Les trois objets de base de la cuisine de Guangzhou sont présents : le wok, le « couteau hachoir » et la planche à découper ronde et en bois épais. Découper en petit morceaux, ce qui est nécessaire du fait notamment de l’usage des baguettes, et faire sauter résume assez bien une partie de la cuisine cantonaise familiale. Par contre, comme dans la plupart des cuisines chinoises que nous avons observées, il n’y a pas de four.
Le troisième lieu indirecte de l’alimentation sont les toilettes : un des lieux des déchets. Ils sont à la « turque », comme nous l’avons observé dans d’autres appartements, avec un robinet pour remplir une bassine d’eau en plastic bleu qui sert de chasse d’eau et une balayette. Ils sont dans le même espace que la salle de bain, comme dans les pays anglo-saxons, scandinaves ou du Maghreb, mais contrairement à beaucoup d’endroits en France où salle de bain et toilettes sont séparées. La salle de bain fait 3m2. Ce qui frappe, comparativement aux salles de bain françaises ou américaines, c’est le très faibles nombres d’objets liés aux soins du corps ou au nettoyage de la maison : un shampoing, du dentifrice, un lait corporel, des verres à dent, du produit pour laver par terre, deux seaux, un balai, la bouteille de gaz pour le chauffe eau, le chauffe eau et le tuyau de douche, soit entre 10 et 20 objets.. Plusieurs fois, nous avons vu aligner dans la salle de bain, trois verres à dents et trois brosses à dent, symboles de la nouvelle famille chinoise, faite du père, de la mère et de l’enfant. Comparativement, nous avons pu compter plusieurs dizaines d’objets, voire plusieurs centaines d’objets, dans des salles de bain occidentales[26].
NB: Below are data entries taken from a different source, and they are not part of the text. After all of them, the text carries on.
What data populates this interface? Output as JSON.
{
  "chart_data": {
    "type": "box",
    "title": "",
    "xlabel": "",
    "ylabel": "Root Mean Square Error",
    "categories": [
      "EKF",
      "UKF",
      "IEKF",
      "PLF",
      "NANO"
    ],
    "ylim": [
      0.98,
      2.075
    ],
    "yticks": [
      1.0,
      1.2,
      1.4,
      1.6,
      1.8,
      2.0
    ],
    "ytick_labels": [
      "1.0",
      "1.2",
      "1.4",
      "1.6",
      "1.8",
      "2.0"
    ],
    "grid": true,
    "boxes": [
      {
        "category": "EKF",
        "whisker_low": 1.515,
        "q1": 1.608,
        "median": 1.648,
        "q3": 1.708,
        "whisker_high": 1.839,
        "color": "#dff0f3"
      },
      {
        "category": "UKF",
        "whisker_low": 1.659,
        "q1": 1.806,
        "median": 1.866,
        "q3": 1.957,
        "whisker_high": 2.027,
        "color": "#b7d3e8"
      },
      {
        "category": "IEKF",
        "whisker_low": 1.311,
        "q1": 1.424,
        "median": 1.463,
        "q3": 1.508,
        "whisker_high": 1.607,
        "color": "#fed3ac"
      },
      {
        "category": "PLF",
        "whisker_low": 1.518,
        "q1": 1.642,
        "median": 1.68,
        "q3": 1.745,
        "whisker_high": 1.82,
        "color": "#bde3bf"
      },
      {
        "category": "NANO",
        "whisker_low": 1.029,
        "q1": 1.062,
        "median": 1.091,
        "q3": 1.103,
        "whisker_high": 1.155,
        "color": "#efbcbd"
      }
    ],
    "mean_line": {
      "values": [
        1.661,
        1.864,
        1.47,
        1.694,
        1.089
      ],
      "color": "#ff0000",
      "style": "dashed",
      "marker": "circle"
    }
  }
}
La chambre à coucher est ici un espace gagné sur la terrasse. Elle fait autour de 6m2. Le matelas est par terre, à coté du lecteur de CD. Elle n’entre pas dans l’espace alimentaire.
3. L’itinéraire alimentaire : le départ, l’accès, l’achat, la préparation et la consommation
Au moment de partir faire ses courses, madame Xu[27] prend 200 Yuan qu’elle met dans la poche arrière de son short. Son salaire tourne autour de 700 yuan, c’est donc une somme non négligeable nécessaire pour les courses de la semaine et le déjeuner du jour.
A l’étape de l’accès, elle prend un panier à course et se dirige à pieds vers le marché de son quartier, soit un quart d’heure de marche. Tout au long du parcours les petits commerces sont très nombreux. Ils sont le plus souvent aux pieds des immeubles ou des habitations. Ils ne sont pas concentrés dans des quartiers spécifiques.
Au moment de l’achat, le marché commence par les étales de viande, comme en Afrique ou dans les marchés de rue en France : la viande est présentée sans être « protégée », ce qui est très « choquant » pour un américain en terme de propreté et de garantie de qualité.
Puis vient le marché aux poissons et fruits de mer. Les poissons et les crevettes sont vivants, dans des bassines d’eau oxygénées grâce à des petits tuyaux en plastique branchés sur des compresseurs. Etre vivant est un signe de confiance fort. Il semble peu pensable d’acheter des poissons morts qui inspirent la méfiance[28]. De même pour les poulets, ils doivent être achetés vivants. Ils sont présentés dans des petites cages comprenant une dizaine de poulets. Proposer des produits vivants comme signe de la confiance et de sa qualité est une constante que nous retrouverons dans tous les marchés, à Qin Ping, comme dans les autre marchés de rue, et à l’entrée des restaurants où sont proposés au choix, des lapins, des faisans, des serpents ou des poissons[29]. Le marché fini par l’achat des légumes qu sont présentés sur des tables ou par terre posés sur des sacs, et par celui des œufs où une ampoule dans une petite boite permet de mirer les œufs pour vérifier s’ils sont frais.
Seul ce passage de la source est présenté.